Ah yes, the text—another quality of Ware’s to admire. Every so often, especially in the 1890s story, the panels are scripted with a narration composed of obsolete language. Just listen to some of the poetry Ware employs:
on this humid morning, [the city] shimmers with the smell of cattle, chocolate and garbage
and, when James I, anticipating another beating from his father, is sitting alone on the back porch with his head on his knees:
A distant roll of thunder and cooling breeze bearing the slur of neighborhood voices emerging from the stale house heat. Crickets, fireflies…all ruined by a stomach-turning sense of dread. It makes his toes hurt (and the familiar sniff of his own kneecaps which always precedes any punishment). SOMETIMES if he pushes on his eyeballs hard enough he sees pictures—red splotches and patterns of purple green sparkles, silvery smears.
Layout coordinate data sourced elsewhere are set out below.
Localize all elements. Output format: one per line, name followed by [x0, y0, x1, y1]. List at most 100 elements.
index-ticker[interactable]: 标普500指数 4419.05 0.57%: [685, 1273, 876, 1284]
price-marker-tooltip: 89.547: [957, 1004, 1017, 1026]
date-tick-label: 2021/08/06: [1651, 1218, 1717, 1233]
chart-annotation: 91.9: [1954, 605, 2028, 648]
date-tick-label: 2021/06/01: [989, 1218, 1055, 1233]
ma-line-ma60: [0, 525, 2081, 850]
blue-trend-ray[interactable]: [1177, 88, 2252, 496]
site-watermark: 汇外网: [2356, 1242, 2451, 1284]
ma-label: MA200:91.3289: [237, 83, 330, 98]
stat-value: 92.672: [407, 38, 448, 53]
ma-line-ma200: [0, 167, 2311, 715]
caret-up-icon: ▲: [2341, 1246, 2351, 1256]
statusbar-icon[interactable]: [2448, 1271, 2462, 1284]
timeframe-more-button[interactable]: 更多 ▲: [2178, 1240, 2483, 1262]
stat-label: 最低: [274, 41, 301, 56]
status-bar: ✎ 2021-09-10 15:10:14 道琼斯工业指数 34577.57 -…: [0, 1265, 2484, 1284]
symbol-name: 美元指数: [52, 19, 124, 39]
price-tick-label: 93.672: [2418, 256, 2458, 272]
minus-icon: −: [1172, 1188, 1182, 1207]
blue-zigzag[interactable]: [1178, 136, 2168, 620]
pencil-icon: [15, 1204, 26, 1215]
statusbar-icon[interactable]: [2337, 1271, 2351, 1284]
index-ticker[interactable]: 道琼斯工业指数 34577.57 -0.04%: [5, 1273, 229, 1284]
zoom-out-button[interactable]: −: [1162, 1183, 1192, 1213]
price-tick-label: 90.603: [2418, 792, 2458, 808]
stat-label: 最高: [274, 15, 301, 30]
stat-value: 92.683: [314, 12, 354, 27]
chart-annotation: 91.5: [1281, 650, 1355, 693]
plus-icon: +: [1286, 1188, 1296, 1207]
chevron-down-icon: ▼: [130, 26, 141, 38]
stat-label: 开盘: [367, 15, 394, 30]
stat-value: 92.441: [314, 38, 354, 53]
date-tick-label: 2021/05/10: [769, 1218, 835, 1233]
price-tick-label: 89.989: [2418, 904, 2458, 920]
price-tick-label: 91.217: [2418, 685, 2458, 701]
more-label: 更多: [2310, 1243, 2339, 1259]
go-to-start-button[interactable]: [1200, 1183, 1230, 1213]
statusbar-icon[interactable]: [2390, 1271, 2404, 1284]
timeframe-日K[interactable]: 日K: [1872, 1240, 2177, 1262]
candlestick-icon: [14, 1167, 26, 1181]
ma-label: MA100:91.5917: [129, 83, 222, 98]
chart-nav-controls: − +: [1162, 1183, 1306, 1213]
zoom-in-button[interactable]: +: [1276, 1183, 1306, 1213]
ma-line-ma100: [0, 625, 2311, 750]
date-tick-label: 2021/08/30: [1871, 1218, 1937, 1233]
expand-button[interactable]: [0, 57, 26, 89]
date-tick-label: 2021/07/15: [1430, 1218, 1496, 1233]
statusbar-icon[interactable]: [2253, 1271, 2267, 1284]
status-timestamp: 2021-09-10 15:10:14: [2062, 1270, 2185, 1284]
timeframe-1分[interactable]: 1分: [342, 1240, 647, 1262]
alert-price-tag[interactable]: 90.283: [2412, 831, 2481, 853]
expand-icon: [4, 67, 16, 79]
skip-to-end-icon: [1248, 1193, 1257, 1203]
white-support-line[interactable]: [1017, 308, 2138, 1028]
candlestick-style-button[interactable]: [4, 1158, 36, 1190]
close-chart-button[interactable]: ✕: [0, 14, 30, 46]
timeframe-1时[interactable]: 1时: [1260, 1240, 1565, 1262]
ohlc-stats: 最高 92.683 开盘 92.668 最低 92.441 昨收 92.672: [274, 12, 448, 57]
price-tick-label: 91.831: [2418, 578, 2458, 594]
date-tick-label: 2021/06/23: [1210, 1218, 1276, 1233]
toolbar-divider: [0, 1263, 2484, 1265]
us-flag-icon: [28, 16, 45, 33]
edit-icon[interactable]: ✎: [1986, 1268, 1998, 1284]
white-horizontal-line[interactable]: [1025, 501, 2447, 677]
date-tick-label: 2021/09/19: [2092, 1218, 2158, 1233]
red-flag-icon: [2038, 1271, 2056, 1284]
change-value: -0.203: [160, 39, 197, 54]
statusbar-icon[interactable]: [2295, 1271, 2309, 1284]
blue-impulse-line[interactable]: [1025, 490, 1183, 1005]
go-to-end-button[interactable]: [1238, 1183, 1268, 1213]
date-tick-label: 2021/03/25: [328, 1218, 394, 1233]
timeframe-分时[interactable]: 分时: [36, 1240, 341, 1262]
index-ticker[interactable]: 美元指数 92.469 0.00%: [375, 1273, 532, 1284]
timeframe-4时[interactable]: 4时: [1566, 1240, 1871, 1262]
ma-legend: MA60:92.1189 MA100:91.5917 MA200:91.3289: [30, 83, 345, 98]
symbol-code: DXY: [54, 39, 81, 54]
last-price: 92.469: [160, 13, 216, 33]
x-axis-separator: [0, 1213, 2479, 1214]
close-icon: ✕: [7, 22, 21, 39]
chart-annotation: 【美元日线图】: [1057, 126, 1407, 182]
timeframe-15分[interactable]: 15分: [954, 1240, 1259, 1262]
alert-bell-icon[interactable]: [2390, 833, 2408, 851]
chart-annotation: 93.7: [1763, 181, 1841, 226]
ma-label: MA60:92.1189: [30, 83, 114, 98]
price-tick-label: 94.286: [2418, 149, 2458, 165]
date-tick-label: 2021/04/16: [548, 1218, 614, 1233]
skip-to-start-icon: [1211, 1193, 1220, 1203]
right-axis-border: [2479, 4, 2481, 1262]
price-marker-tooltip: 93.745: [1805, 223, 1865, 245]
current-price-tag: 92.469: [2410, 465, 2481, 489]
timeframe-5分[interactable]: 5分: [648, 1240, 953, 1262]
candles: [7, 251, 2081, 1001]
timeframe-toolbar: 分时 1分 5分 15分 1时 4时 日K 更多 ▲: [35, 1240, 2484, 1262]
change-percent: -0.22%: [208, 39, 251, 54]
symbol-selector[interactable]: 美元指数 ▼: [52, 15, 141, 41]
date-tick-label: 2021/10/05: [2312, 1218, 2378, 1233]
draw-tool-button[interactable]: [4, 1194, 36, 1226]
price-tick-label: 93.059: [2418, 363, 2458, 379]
Now you see what I mean about Faulkner?

It’s rare that literature as deep and moving as this comes along and I hope that by now I’ve convinced you to at least consider running out to your neighborhood Books-R-Us to hunt down Jimmy Corrigan. In the space of three panels, Ware is able to convey what some novelists struggle to describe in entire books: the heartbreak, the struggle and, finally, the glimmer of hope in our dark, dull lives.